Радостно исправляю: «Птичька».

И победоносно смотрю на Марью Федоровну, поднявшуюся на цыпочки. А она с искаженным от ужаса лицом в отчаянии хватается за голову и стремительно отходит от окна.

«Дура! Старая дура! — ругаюсь я. — Даже подсказать как следует не умеет!»

Ее авторитет безнадежно падает в моих глазах.

«А еще начальница пансиона!»

За диктант я получил тройку. Но меня все-таки приняли, так как все остальные предметы сдал на пять.

Итак, я институтец!

С осени уже буду расхаживать в черных суконных брюках и в длиннополом мундире с красным воротником, как у предводителя дворянства.

2

Умирает мама. Тяжело, мучительно умирает.
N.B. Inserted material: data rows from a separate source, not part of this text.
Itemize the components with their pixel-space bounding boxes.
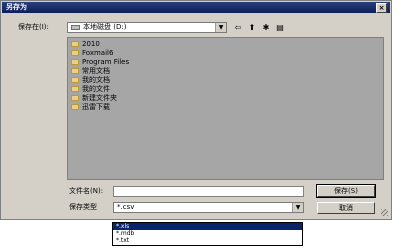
list-item[interactable]: 2010	[71, 40, 383, 49]
up-folder-icon[interactable]: ⬆	[247, 23, 257, 33]
list-item[interactable]: 常用文档	[71, 67, 383, 76]
filetype-value: *.csv	[117, 203, 135, 211]
save-in-value: 本地磁盘 (D:)	[83, 23, 127, 31]
chevron-down-icon[interactable]: ▼	[292, 203, 303, 212]
folder-icon	[71, 104, 79, 110]
save-as-dialog: 另存为 × 保存在(I): 本地磁盘 (D:) ▼ ⇦ ⬆ ✱ ▤ 2010 F…	[0, 0, 392, 220]
folder-icon	[71, 41, 79, 47]
save-button[interactable]: 保存(S)	[316, 184, 376, 198]
list-item[interactable]: *.xls	[113, 223, 302, 230]
window-title: 另存为	[6, 3, 27, 11]
save-in-label: 保存在(I):	[18, 23, 49, 31]
new-folder-icon[interactable]: ✱	[261, 23, 271, 33]
filename-input[interactable]	[113, 186, 304, 197]
cancel-button[interactable]: 取消	[317, 202, 375, 214]
folder-icon	[71, 95, 79, 101]
list-item[interactable]: 我的文件	[71, 85, 383, 94]
folder-icon	[71, 68, 79, 74]
view-menu-icon[interactable]: ▤	[275, 23, 285, 33]
folder-icon	[71, 50, 79, 56]
folder-icon	[71, 59, 79, 65]
back-icon[interactable]: ⇦	[233, 23, 243, 33]
list-item[interactable]: 迅雷下载	[71, 103, 383, 112]
filetype-dropdown-list[interactable]: *.xls *.mdb *.txt	[112, 222, 303, 246]
close-button[interactable]: ×	[376, 3, 387, 13]
list-item[interactable]: Foxmail6	[71, 49, 383, 58]
file-list[interactable]: 2010 Foxmail6 Program Files 常用文档 我的文档 我的…	[67, 37, 384, 180]
list-item[interactable]: *.txt	[113, 237, 302, 244]
list-item[interactable]: *.mdb	[113, 230, 302, 237]
list-item[interactable]: Program Files	[71, 58, 383, 67]
filetype-combo[interactable]: *.csv ▼	[113, 202, 304, 213]
folder-icon	[71, 86, 79, 92]
filename-label: 文件名(N):	[69, 187, 104, 195]
title-bar[interactable]: 另存为 ×	[2, 2, 390, 13]
drive-icon	[71, 24, 80, 30]
resize-grip[interactable]	[381, 209, 388, 216]
filetype-label: 保存类型	[69, 203, 97, 211]
list-item[interactable]: 我的文档	[71, 76, 383, 85]
list-item[interactable]: 新建文件夹	[71, 94, 383, 103]
save-in-combo[interactable]: 本地磁盘 (D:) ▼	[67, 22, 227, 33]
folder-icon	[71, 77, 79, 83]
chevron-down-icon[interactable]: ▼	[215, 23, 226, 32]
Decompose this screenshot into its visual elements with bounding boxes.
Нет, это гипсовое лицо — не лицо моей мамы! Эти глаза — запавшие, мутные, скорбные — не ее глаза. Эти прямые поредевшие влажные волосы, утерявшие свой изумительный блеск, — не ее!

Нас, детей, двое. Сестра еще совсем маленькая. Она играет в куклы, ничего не понимая.

Наша детская комната отделена от спальни родителей просторной столовой и папиным кабинетом. В старом доме толстые стены. И все-таки зловещие звуки, несущиеся из спальни, бьют по голове.

Бьют, бьют, бьют.

Зарываюсь под одеяло. Прислушиваюсь. Холодные мурашки пробегают по телу. Холодные слезы скатываются по щекам. Я знаю: это икает мама.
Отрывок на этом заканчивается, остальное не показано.